Nel San Girolamo nello studio di Antonello, quadro visto da Marcantonio Michiel in casa di Antonio Pasqualigo, emerge la maestria tecnica della resa della luce nel gioco di riflessi delle piastrelle del primo piano, nel graduale diffondersi della luce dalle finestre come nei quadri di Memling, e infine nel paesaggio luminosissimo del fondo contro l'ombra molto scura del muro in controluce. Carpaccio riprende questo contrasto ombra/luce per creare con enfasi teatrale il contrasto tra primo piano e sfondo; a esempio, nella scena dell'arrivo degli ambasciatori presso il padre di Orsola, dando maggior respiro alla spazialità antonelliana: infatti, al colore chiaro corrispondono gli azzurri, le ocre, le terre; allo scuro nero, i rossi porpora, i verdi e i blu dei velluti.

Negli sfondi di questo come di altri teleri l'artista riprende l'atmosfera veneziana: la città e la laguna con le isole, l'acqua, i riflessi, le architetture codussiane dai marmi chiari modulati e venati dagli effetti della luce mobile.
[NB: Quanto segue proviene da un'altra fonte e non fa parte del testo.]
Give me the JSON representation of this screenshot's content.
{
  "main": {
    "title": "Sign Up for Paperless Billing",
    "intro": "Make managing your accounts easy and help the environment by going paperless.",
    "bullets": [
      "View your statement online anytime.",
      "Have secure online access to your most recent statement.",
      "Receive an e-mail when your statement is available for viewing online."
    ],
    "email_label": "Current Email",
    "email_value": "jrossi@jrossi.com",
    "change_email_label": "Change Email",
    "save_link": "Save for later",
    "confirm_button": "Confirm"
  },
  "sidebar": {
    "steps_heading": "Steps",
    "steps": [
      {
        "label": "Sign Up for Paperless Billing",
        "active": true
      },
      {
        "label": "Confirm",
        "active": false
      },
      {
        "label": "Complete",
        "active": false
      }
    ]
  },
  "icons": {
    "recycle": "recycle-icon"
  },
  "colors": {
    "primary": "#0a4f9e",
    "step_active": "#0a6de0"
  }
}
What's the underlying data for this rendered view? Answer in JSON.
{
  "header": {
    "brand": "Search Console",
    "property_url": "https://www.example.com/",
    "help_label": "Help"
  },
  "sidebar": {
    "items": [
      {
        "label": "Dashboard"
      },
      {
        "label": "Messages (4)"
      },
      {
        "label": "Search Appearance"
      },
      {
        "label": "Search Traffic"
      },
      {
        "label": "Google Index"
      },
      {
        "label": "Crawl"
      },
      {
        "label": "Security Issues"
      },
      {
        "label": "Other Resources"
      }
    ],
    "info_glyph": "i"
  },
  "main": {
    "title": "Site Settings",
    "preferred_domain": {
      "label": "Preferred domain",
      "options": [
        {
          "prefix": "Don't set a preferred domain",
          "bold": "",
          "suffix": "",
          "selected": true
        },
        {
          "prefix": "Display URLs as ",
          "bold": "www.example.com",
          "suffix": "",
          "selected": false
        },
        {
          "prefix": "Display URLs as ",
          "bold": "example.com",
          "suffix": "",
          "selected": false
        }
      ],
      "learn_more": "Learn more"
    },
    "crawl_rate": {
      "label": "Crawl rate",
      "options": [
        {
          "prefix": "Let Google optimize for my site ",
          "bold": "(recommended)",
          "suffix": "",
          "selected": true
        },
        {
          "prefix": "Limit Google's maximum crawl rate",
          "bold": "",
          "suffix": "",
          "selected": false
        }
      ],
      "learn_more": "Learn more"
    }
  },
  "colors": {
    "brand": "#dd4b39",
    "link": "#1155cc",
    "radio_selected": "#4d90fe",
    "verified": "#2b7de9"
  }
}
Ma a fianco di questa sensibilità tutta lagunare per i colori, i riflessi, le luci e le ombre, i veneziani svilupparono la tecnica a olio dei fiamminghi in modo particolare, introducendo resine molli per poter usare supporti più duttili come la tela, tanto diffusa in città per i noti problemi di umidità; inoltre, non è ancora così esclusivo l'uso del colore a olio; si continua anzi a usare il colore a tempera, come nel caso delle Due dame del Correr + Caccia in valle, dipinti su supporto ligneo. Qui Carpaccio, come nell'Arrivo degli ambasciatori ora alle Gallerie dell'Accademia, usa un supporto di gesso e colla con imprimitura di biacca.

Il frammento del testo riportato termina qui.